Lamblin Nicolas, Mouquet Frédéric, Hennache Bernadette, Dagorn Joël, Susen Sophie, Bauters Christophe, de Groote Pascal
Department of Cardiology, Hôpital Cardiologique, CHRU de Lille, Boul. Prof. Leclercq 59037, Lille Cedex, France.
Eur Heart J. 2005 Nov;26(21):2245-50. doi: 10.1093/eurheartj/ehi501. Epub 2005 Sep 23.
To determine the potential adjunct of high-sensitivity (hs) C-reactive protein for risk stratification in patients with stable congestive heart failure (CHF).
We studied 546 consecutive patients clinically stable with an ejection fraction <45% who were referred to our centre for evaluation of left ventricular dysfunction. hs C-reactive protein levels were determined on blood samples obtained on entry into the study. Clinical follow-up (median 972 days) was obtained for 545 patients. Cardiovascular mortality was significantly increased (P=0.001) in patients with hs C-reactive protein >3 mg/L. By multivariable analysis, including clinical, biological, and echocardiographic variables, hs C-reactive protein >3 mg/L was an independent predictor of cardiovascular mortality [HR=1.78 (1.17-2.72); P=0.008]; the strongest predictive parameter in this model was B-type natriuretic peptide (BNP) (P=0.005). When peak VO(2) was included into the model, hs C-reactive protein >3 mg/L remained an independent predictor of cardiovascular mortality [HR=1.55 (1.02-2.38); P=0.04]; the strongest predictive parameter in this model was peak VO(2) (P<0.0001). In patients with ischaemic CHF, cardiovascular mortality was significantly increased in patients with hs C-reactive protein >3 mg/L (P=0.001), whereas in patients with non-ischaemic CHF, hs C-reactive protein >3 mg/L was not associated with cardiovascular mortality (P=0.098). By multivariable analysis, hs C-reactive protein >3 mg/L was an independent predictor of cardiovascular mortality in ischaemic patients [HR=2.16 (1.23-3.78)] but not in non-ischaemic patients [HR=1.05 (0.52-2.11)].

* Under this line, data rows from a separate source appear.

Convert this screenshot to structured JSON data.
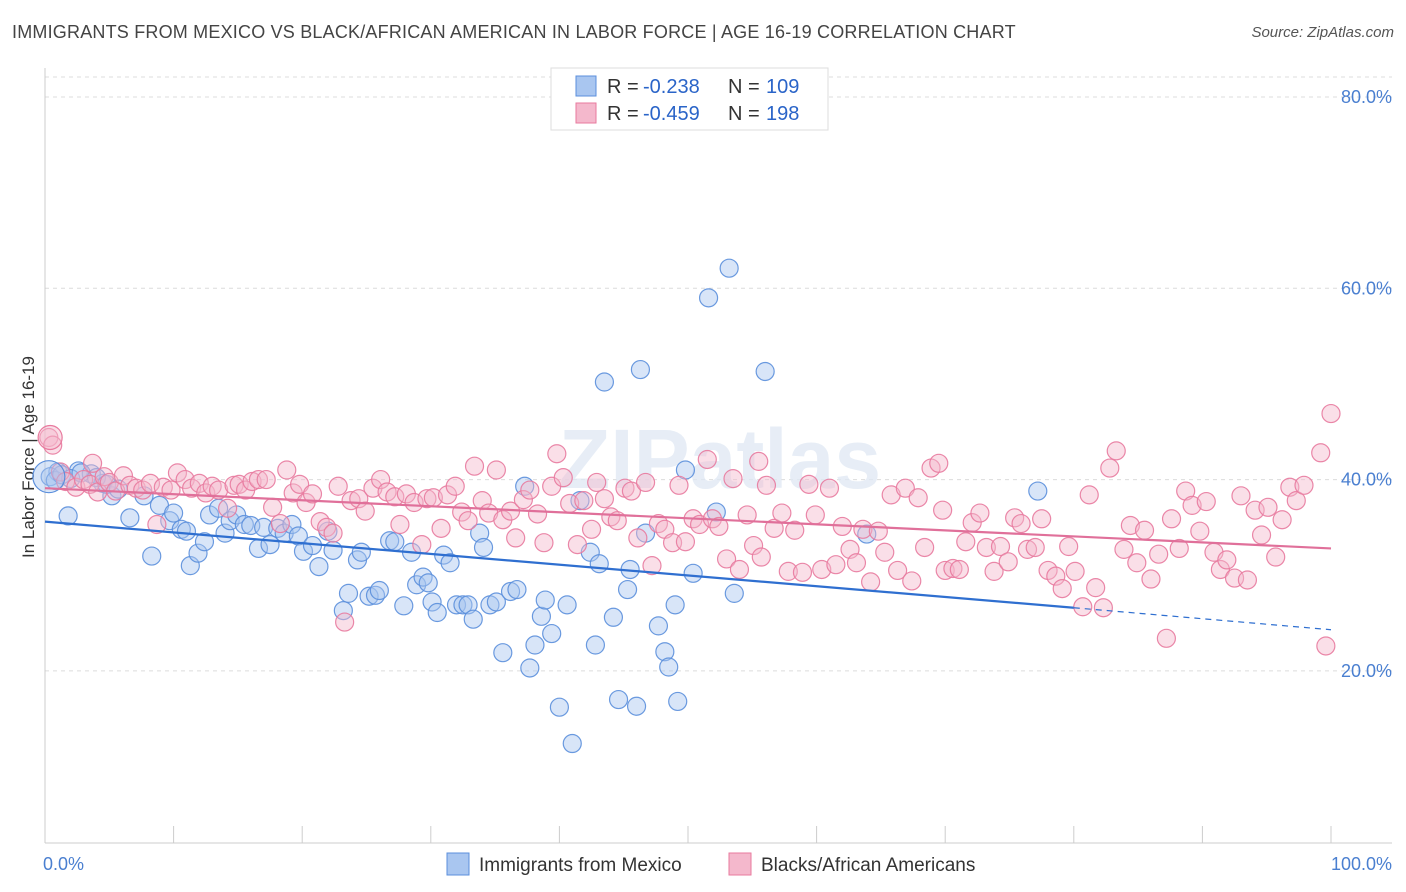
{
  "title": "IMMIGRANTS FROM MEXICO VS BLACK/AFRICAN AMERICAN IN LABOR FORCE | AGE 16-19 CORRELATION CHART",
  "source": "Source: ZipAtlas.com",
  "watermark": "ZIPatlas",
  "colors": {
    "blue": "#5b8fdc",
    "blue_fill": "#a9c6f0",
    "pink": "#e87a9e",
    "pink_fill": "#f4b8cc",
    "blue_line": "#2f6fd0",
    "pink_line": "#e0709a",
    "tick": "#4a7fd0"
  },
  "legend": {
    "items": [
      {
        "r_label": "R =",
        "r_value": "-0.238",
        "n_label": "N =",
        "n_value": "109"
      },
      {
        "r_label": "R =",
        "r_value": "-0.459",
        "n_label": "N =",
        "n_value": "198"
      }
    ]
  },
  "chart_data": {
    "type": "scatter",
    "title": "IMMIGRANTS FROM MEXICO VS BLACK/AFRICAN AMERICAN IN LABOR FORCE | AGE 16-19 CORRELATION CHART",
    "xlabel": "",
    "ylabel": "In Labor Force | Age 16-19",
    "x_tick_labels": [
      "0.0%",
      "100.0%"
    ],
    "y_tick_labels": [
      "20.0%",
      "40.0%",
      "60.0%",
      "80.0%"
    ],
    "y_ticks": [
      20,
      40,
      60,
      80
    ],
    "xlim": [
      0,
      100
    ],
    "ylim": [
      0,
      83
    ],
    "grid": true,
    "legend_position": "top-center",
    "series": [
      {
        "name": "Immigrants from Mexico",
        "color": "#5b8fdc",
        "trend": {
          "x": [
            0,
            80
          ],
          "y": [
            35.6,
            26.6
          ],
          "dashed_to": [
            100,
            24.3
          ]
        },
        "points": [
          [
            1,
            40.8
          ],
          [
            1.8,
            36.2
          ],
          [
            2.6,
            40.9
          ],
          [
            3.6,
            40.6
          ],
          [
            4.5,
            39.6
          ],
          [
            5.2,
            38.3
          ],
          [
            6.6,
            36
          ],
          [
            7.7,
            38.3
          ],
          [
            8.3,
            32
          ],
          [
            8.9,
            37.3
          ],
          [
            9.7,
            35.7
          ],
          [
            10,
            36.5
          ],
          [
            10.6,
            34.8
          ],
          [
            11,
            34.6
          ],
          [
            11.3,
            31
          ],
          [
            11.9,
            32.3
          ],
          [
            12.4,
            33.5
          ],
          [
            12.8,
            36.3
          ],
          [
            13.5,
            37
          ],
          [
            14,
            34.4
          ],
          [
            14.4,
            35.7
          ],
          [
            14.9,
            36.3
          ],
          [
            15.5,
            35.3
          ],
          [
            16,
            35.2
          ],
          [
            16.6,
            32.8
          ],
          [
            17,
            35
          ],
          [
            17.5,
            33.2
          ],
          [
            18.1,
            34.9
          ],
          [
            18.6,
            34.4
          ],
          [
            19.2,
            35.3
          ],
          [
            19.7,
            34.1
          ],
          [
            20.1,
            32.5
          ],
          [
            20.8,
            33.1
          ],
          [
            21.3,
            30.9
          ],
          [
            22,
            34.6
          ],
          [
            22.4,
            32.6
          ],
          [
            23.2,
            26.3
          ],
          [
            23.6,
            28.1
          ],
          [
            24.3,
            31.6
          ],
          [
            24.6,
            32.4
          ],
          [
            25.2,
            27.8
          ],
          [
            25.7,
            27.9
          ],
          [
            26,
            28.4
          ],
          [
            26.8,
            33.6
          ],
          [
            27.2,
            33.5
          ],
          [
            27.9,
            26.8
          ],
          [
            28.5,
            32.4
          ],
          [
            28.9,
            29
          ],
          [
            29.4,
            29.8
          ],
          [
            29.8,
            29.2
          ],
          [
            30.1,
            27.2
          ],
          [
            30.5,
            26.1
          ],
          [
            31,
            32.1
          ],
          [
            31.5,
            31.3
          ],
          [
            32,
            26.9
          ],
          [
            32.5,
            26.9
          ],
          [
            32.9,
            26.9
          ],
          [
            33.3,
            25.4
          ],
          [
            33.8,
            34.4
          ],
          [
            34.1,
            32.9
          ],
          [
            34.6,
            26.9
          ],
          [
            35.1,
            27.2
          ],
          [
            35.6,
            21.9
          ],
          [
            36.2,
            28.3
          ],
          [
            36.7,
            28.5
          ],
          [
            37.3,
            39.3
          ],
          [
            37.7,
            20.3
          ],
          [
            38.1,
            22.7
          ],
          [
            38.6,
            25.7
          ],
          [
            38.9,
            27.4
          ],
          [
            39.4,
            23.9
          ],
          [
            40,
            16.2
          ],
          [
            40.6,
            26.9
          ],
          [
            41,
            12.4
          ],
          [
            41.6,
            37.8
          ],
          [
            42.4,
            32.4
          ],
          [
            42.8,
            22.7
          ],
          [
            43.1,
            31.2
          ],
          [
            43.5,
            50.2
          ],
          [
            44.2,
            25.6
          ],
          [
            44.6,
            17
          ],
          [
            45.3,
            28.5
          ],
          [
            45.5,
            30.6
          ],
          [
            46,
            16.3
          ],
          [
            46.3,
            51.5
          ],
          [
            46.7,
            34.4
          ],
          [
            47.7,
            24.7
          ],
          [
            48.2,
            22
          ],
          [
            48.5,
            20.4
          ],
          [
            49,
            26.9
          ],
          [
            49.2,
            16.8
          ],
          [
            49.8,
            41
          ],
          [
            50.4,
            30.2
          ],
          [
            51.6,
            59
          ],
          [
            52.2,
            36.6
          ],
          [
            53.2,
            62.1
          ],
          [
            53.6,
            28.1
          ],
          [
            56,
            51.3
          ],
          [
            63.9,
            34.3
          ],
          [
            77.2,
            38.8
          ],
          [
            0.4,
            40.3
          ],
          [
            0.8,
            39.9
          ],
          [
            1.3,
            40.5
          ],
          [
            2,
            40.1
          ],
          [
            2.8,
            40.7
          ],
          [
            4,
            40.2
          ],
          [
            4.8,
            39.5
          ],
          [
            5.7,
            39
          ]
        ]
      },
      {
        "name": "Blacks/African Americans",
        "color": "#e87a9e",
        "trend": {
          "x": [
            0,
            100
          ],
          "y": [
            39.1,
            32.8
          ]
        },
        "points": [
          [
            0.3,
            44.4
          ],
          [
            0.6,
            43.6
          ],
          [
            1.2,
            40.8
          ],
          [
            1.6,
            39.8
          ],
          [
            2.4,
            39.2
          ],
          [
            3,
            40
          ],
          [
            3.5,
            39.5
          ],
          [
            4.1,
            38.7
          ],
          [
            4.6,
            40.3
          ],
          [
            5,
            39.7
          ],
          [
            5.5,
            38.8
          ],
          [
            6.1,
            40.4
          ],
          [
            6.6,
            39.4
          ],
          [
            7.1,
            39.1
          ],
          [
            7.6,
            38.9
          ],
          [
            8.2,
            39.6
          ],
          [
            8.7,
            35.3
          ],
          [
            9.2,
            39.2
          ],
          [
            9.8,
            38.9
          ],
          [
            10.3,
            40.7
          ],
          [
            10.9,
            40
          ],
          [
            11.4,
            39.1
          ],
          [
            12,
            39.6
          ],
          [
            12.5,
            38.6
          ],
          [
            13,
            39.3
          ],
          [
            13.5,
            38.9
          ],
          [
            14.2,
            37
          ],
          [
            14.7,
            39.4
          ],
          [
            15.1,
            39.5
          ],
          [
            15.6,
            38.9
          ],
          [
            16.1,
            39.8
          ],
          [
            16.6,
            40
          ],
          [
            17.2,
            40
          ],
          [
            17.7,
            37.1
          ],
          [
            18.3,
            35.4
          ],
          [
            18.8,
            41
          ],
          [
            19.3,
            38.6
          ],
          [
            19.8,
            39.5
          ],
          [
            20.3,
            37.6
          ],
          [
            20.8,
            38.5
          ],
          [
            21.4,
            35.6
          ],
          [
            21.9,
            35
          ],
          [
            22.4,
            34.4
          ],
          [
            22.8,
            39.3
          ],
          [
            23.3,
            25.1
          ],
          [
            23.8,
            37.8
          ],
          [
            24.4,
            38
          ],
          [
            24.9,
            36.7
          ],
          [
            25.5,
            39.1
          ],
          [
            26.1,
            40
          ],
          [
            26.6,
            38.7
          ],
          [
            27.2,
            38.2
          ],
          [
            27.6,
            35.3
          ],
          [
            28.1,
            38.5
          ],
          [
            28.7,
            37.6
          ],
          [
            29.3,
            33.2
          ],
          [
            29.7,
            38
          ],
          [
            30.2,
            38.1
          ],
          [
            30.8,
            34.9
          ],
          [
            31.3,
            38.4
          ],
          [
            31.9,
            39.3
          ],
          [
            32.4,
            36.6
          ],
          [
            32.9,
            35.7
          ],
          [
            33.4,
            41.4
          ],
          [
            34,
            37.8
          ],
          [
            34.5,
            36.5
          ],
          [
            35.1,
            41
          ],
          [
            35.6,
            35.8
          ],
          [
            36.2,
            36.7
          ],
          [
            36.6,
            33.9
          ],
          [
            37.2,
            37.9
          ],
          [
            37.7,
            38.9
          ],
          [
            38.3,
            36.4
          ],
          [
            38.8,
            33.4
          ],
          [
            39.4,
            39.3
          ],
          [
            39.8,
            42.7
          ],
          [
            40.3,
            40.2
          ],
          [
            40.8,
            37.5
          ],
          [
            41.4,
            33.2
          ],
          [
            41.9,
            37.8
          ],
          [
            42.5,
            34.8
          ],
          [
            42.9,
            39.7
          ],
          [
            43.5,
            38
          ],
          [
            44,
            36.1
          ],
          [
            44.5,
            35.7
          ],
          [
            45.1,
            39.1
          ],
          [
            45.6,
            38.8
          ],
          [
            46.1,
            33.9
          ],
          [
            46.7,
            39.7
          ],
          [
            47.2,
            31
          ],
          [
            47.7,
            35.4
          ],
          [
            48.2,
            34.8
          ],
          [
            48.8,
            33.4
          ],
          [
            49.3,
            39.4
          ],
          [
            49.8,
            33.5
          ],
          [
            50.4,
            35.9
          ],
          [
            50.9,
            35.3
          ],
          [
            51.5,
            42.1
          ],
          [
            51.9,
            35.9
          ],
          [
            52.4,
            35.1
          ],
          [
            53,
            31.7
          ],
          [
            53.5,
            40.1
          ],
          [
            54,
            30.6
          ],
          [
            54.6,
            36.3
          ],
          [
            55.1,
            33.1
          ],
          [
            55.7,
            31.9
          ],
          [
            56.1,
            39.4
          ],
          [
            56.7,
            34.9
          ],
          [
            57.3,
            36.5
          ],
          [
            57.8,
            30.4
          ],
          [
            58.3,
            34.7
          ],
          [
            58.9,
            30.3
          ],
          [
            59.4,
            39.5
          ],
          [
            59.9,
            36.3
          ],
          [
            60.4,
            30.6
          ],
          [
            61,
            39.1
          ],
          [
            61.5,
            31.1
          ],
          [
            62,
            35.1
          ],
          [
            62.6,
            32.7
          ],
          [
            63.1,
            31.3
          ],
          [
            63.6,
            34.8
          ],
          [
            64.2,
            29.3
          ],
          [
            64.8,
            34.6
          ],
          [
            65.3,
            32.4
          ],
          [
            65.8,
            38.4
          ],
          [
            66.3,
            30.5
          ],
          [
            66.9,
            39.1
          ],
          [
            67.4,
            29.4
          ],
          [
            67.9,
            38.1
          ],
          [
            68.4,
            32.9
          ],
          [
            68.9,
            41.2
          ],
          [
            69.5,
            41.7
          ],
          [
            70,
            30.5
          ],
          [
            70.6,
            30.7
          ],
          [
            71.1,
            30.6
          ],
          [
            71.6,
            33.5
          ],
          [
            72.1,
            35.5
          ],
          [
            72.7,
            36.5
          ],
          [
            73.2,
            32.9
          ],
          [
            73.8,
            30.4
          ],
          [
            74.3,
            33
          ],
          [
            74.9,
            31.4
          ],
          [
            75.4,
            36
          ],
          [
            75.9,
            35.4
          ],
          [
            76.4,
            32.7
          ],
          [
            77,
            32.9
          ],
          [
            77.5,
            35.9
          ],
          [
            78,
            30.5
          ],
          [
            78.6,
            29.9
          ],
          [
            79.1,
            28.6
          ],
          [
            79.6,
            33
          ],
          [
            80.1,
            30.4
          ],
          [
            80.7,
            26.7
          ],
          [
            81.2,
            38.4
          ],
          [
            81.7,
            28.7
          ],
          [
            82.3,
            26.6
          ],
          [
            82.8,
            41.2
          ],
          [
            83.3,
            43
          ],
          [
            83.9,
            32.7
          ],
          [
            84.4,
            35.2
          ],
          [
            84.9,
            31.3
          ],
          [
            85.5,
            34.7
          ],
          [
            86,
            29.6
          ],
          [
            86.6,
            32.2
          ],
          [
            87.2,
            23.4
          ],
          [
            87.6,
            35.9
          ],
          [
            88.2,
            32.8
          ],
          [
            88.7,
            38.8
          ],
          [
            89.2,
            37.3
          ],
          [
            89.8,
            34.6
          ],
          [
            90.3,
            37.7
          ],
          [
            90.9,
            32.4
          ],
          [
            91.4,
            30.6
          ],
          [
            91.9,
            31.6
          ],
          [
            92.5,
            29.7
          ],
          [
            93,
            38.3
          ],
          [
            93.5,
            29.5
          ],
          [
            94.1,
            36.8
          ],
          [
            94.6,
            34.2
          ],
          [
            95.1,
            37.1
          ],
          [
            95.7,
            31.9
          ],
          [
            96.2,
            35.8
          ],
          [
            96.8,
            39.2
          ],
          [
            97.3,
            37.8
          ],
          [
            97.9,
            39.4
          ],
          [
            99.2,
            42.8
          ],
          [
            99.6,
            22.6
          ],
          [
            100,
            46.9
          ],
          [
            3.7,
            41.7
          ],
          [
            55.5,
            41.9
          ],
          [
            69.8,
            36.8
          ]
        ]
      }
    ]
  },
  "bottom_legend": {
    "series1": "Immigrants from Mexico",
    "series2": "Blacks/African Americans"
  }
}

Cardiovascular mortality is increased in CHF patients with hs C-reactive protein >3 mg/L. The impact of hs C-reactive protein is independent of usual prognostic parameters, in particular BNP and peak VO(2). The interest of hs C-reactive protein determination appears to be especially marked in patients with ischaemic cardiomyopathy.
确定高敏(hs)C反应蛋白在稳定型充血性心力衰竭(CHF)患者危险分层中的潜在辅助作用。
我们研究了546例连续的临床稳定、射血分数<45%且因左心室功能障碍转诊至本中心的患者。在进入研究时采集血样测定hs C反应蛋白水平。对545例患者进行了临床随访(中位时间972天)。hs C反应蛋白>3 mg/L的患者心血管死亡率显著增加(P=0.001)。通过多变量分析,纳入临床、生物学和超声心动图变量,hs C反应蛋白>3 mg/L是心血管死亡率的独立预测因子[风险比(HR)=1.78(1.17 - 2.72);P=0.008];该模型中最强的预测参数是B型利钠肽(BNP)(P=0.005)。当将峰值摄氧量(VO₂)纳入模型时,hs C反应蛋白>3 mg/L仍然是心血管死亡率的独立预测因子[HR=1.55(1.02 - 2.38);P=0.04];该模型中最强的预测参数是峰值VO₂(P<0.0001)。在缺血性CHF患者中,hs C反应蛋白>3 mg/L的患者心血管死亡率显著增加(P=0.001),而在非缺血性CHF患者中,hs C反应蛋白>3 mg/L与心血管死亡率无关(P=0.098)。通过多变量分析,hs C反应蛋白>3 mg/L是缺血性患者心血管死亡率的独立预测因子[HR=2.16(1.23 - 3.78)],但不是非缺血性患者的独立预测因子[HR=1.05(0.52 - 2.11)]。
hs C反应蛋白>3 mg/L的CHF患者心血管死亡率增加。hs C反应蛋白的影响独立于常见的预后参数,特别是BNP和峰值VO₂。hs C反应蛋白测定的意义在缺血性心肌病患者中似乎尤为明显。